(Yicai Global) May 18 -- CanSino Biologics’ Shanghai unit has received a CNY1.1 billion (USD171.2 million) cash injection from its parent firm and another investor as the Chinese vaccine maker readies its recombinant Covid-19 vaccine for market.
SPH CanSino will become the production base for Convidecia, the Covid-19 vaccine Ad5-nCoV for inhalation that has been approved by Chinese regulators for use under certain conditions and has been sanctioned for emergency use in Mexico, Pakistan, Hungary and Chile, the Tianjin-based pharma giant said yesterday.
CanSino and Shanghai Sunway Biotech will invest CNY555 million (USD86.3 million) and CNY550 million respectively, it said. The money will be used to upgrade production facilities, purchase equipment and raw materials as well as hire technical and other skilled labor.
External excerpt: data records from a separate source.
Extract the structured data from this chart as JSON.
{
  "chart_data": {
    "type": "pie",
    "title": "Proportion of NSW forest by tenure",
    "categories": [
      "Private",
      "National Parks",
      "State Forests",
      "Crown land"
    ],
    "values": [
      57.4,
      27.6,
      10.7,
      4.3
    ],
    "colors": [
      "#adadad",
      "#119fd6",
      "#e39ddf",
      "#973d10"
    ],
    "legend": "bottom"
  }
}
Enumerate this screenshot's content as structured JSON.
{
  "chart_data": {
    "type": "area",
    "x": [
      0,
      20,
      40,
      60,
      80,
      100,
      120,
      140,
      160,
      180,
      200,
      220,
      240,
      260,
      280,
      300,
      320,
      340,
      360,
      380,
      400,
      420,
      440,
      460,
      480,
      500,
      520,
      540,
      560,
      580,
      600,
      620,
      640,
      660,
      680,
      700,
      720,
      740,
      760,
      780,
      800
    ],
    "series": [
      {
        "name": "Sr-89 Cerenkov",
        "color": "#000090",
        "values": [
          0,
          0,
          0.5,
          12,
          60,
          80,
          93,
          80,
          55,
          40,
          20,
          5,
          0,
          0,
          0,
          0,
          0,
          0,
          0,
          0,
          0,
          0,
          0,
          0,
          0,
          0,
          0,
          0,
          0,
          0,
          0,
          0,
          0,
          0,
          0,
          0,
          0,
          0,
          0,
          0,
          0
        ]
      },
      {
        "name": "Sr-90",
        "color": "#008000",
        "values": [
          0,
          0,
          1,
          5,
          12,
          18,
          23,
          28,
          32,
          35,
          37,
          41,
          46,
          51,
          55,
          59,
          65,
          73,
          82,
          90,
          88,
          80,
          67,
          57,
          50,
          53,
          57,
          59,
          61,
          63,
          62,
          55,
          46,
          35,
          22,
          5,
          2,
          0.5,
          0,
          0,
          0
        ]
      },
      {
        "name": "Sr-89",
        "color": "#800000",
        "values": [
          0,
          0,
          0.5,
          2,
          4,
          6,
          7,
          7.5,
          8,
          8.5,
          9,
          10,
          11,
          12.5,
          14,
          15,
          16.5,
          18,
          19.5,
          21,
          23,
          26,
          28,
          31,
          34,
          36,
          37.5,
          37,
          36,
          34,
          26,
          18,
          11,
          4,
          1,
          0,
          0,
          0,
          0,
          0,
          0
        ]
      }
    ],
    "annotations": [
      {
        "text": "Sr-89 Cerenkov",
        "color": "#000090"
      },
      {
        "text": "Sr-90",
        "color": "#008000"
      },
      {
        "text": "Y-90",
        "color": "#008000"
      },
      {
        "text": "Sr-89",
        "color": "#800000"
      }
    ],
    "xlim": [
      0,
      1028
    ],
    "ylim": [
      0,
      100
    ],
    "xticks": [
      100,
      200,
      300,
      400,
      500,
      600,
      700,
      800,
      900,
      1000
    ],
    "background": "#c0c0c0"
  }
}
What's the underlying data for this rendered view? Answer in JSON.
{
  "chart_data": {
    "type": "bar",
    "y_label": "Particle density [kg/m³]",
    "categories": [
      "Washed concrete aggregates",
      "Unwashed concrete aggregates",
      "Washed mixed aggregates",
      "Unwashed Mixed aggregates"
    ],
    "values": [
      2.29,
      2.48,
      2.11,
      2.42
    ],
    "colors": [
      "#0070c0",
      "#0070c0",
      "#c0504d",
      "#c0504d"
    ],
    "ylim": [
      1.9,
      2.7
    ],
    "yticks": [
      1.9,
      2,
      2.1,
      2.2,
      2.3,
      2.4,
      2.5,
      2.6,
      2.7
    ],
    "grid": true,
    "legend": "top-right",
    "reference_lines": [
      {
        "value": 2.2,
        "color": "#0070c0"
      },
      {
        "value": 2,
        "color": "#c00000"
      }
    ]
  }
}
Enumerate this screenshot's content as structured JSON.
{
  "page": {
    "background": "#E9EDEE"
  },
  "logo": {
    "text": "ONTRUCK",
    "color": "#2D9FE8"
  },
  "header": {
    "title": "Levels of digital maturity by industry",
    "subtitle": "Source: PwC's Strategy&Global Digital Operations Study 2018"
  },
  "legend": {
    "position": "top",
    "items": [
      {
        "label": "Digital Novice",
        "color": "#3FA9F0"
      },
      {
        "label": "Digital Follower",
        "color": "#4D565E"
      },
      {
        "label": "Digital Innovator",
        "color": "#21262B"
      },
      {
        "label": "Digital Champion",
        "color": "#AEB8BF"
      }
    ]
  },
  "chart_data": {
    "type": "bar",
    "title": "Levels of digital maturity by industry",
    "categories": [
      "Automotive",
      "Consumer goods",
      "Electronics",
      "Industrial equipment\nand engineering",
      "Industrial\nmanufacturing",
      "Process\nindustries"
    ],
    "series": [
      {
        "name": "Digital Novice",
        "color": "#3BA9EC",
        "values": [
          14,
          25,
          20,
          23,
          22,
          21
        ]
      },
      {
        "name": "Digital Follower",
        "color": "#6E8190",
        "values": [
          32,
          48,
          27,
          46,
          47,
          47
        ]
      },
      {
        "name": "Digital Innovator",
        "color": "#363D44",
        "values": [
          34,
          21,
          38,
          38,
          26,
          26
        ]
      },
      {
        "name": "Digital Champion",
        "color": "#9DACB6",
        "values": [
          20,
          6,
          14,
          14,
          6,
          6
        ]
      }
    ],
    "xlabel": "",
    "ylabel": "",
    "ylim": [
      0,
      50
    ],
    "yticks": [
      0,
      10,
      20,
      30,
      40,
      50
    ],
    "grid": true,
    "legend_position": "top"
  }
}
The SPH CanSino facility is expected to start trial production next month and be fully up and running by the end of the year when it will have an annual output of 200 million doses, the Shanghai Municipal Commission of Economy and Informatization said earlier.
CanSino’s nasal spray vaccine uses a special device for nebulized inhalation immunization, which is less painful than traditional intramuscular injections and more conducive to mass distribution.
SPH CanSino was set up in February by CanSino, Sunway Biotech and the Shanghai Biomedical Industry Fund with 45 percent, 40 percent and 15 percent equity respectively. After the new investment, CanSino’s stake will increase to 49.8 percent, that of Sunway Biotech to 49 percent while the Biomedical Industry Fund’s stake will fall to 1.2 percent.
CanSino’s Shanghai share price [SHA:688185] dropped 5.25 percent and was trading at CNY501.24 (USD78) at 2:45 p.m. China time today. Its Hong Kong stock [HKG:6185] was trading down 4.39 percent at HKD331 (USD42).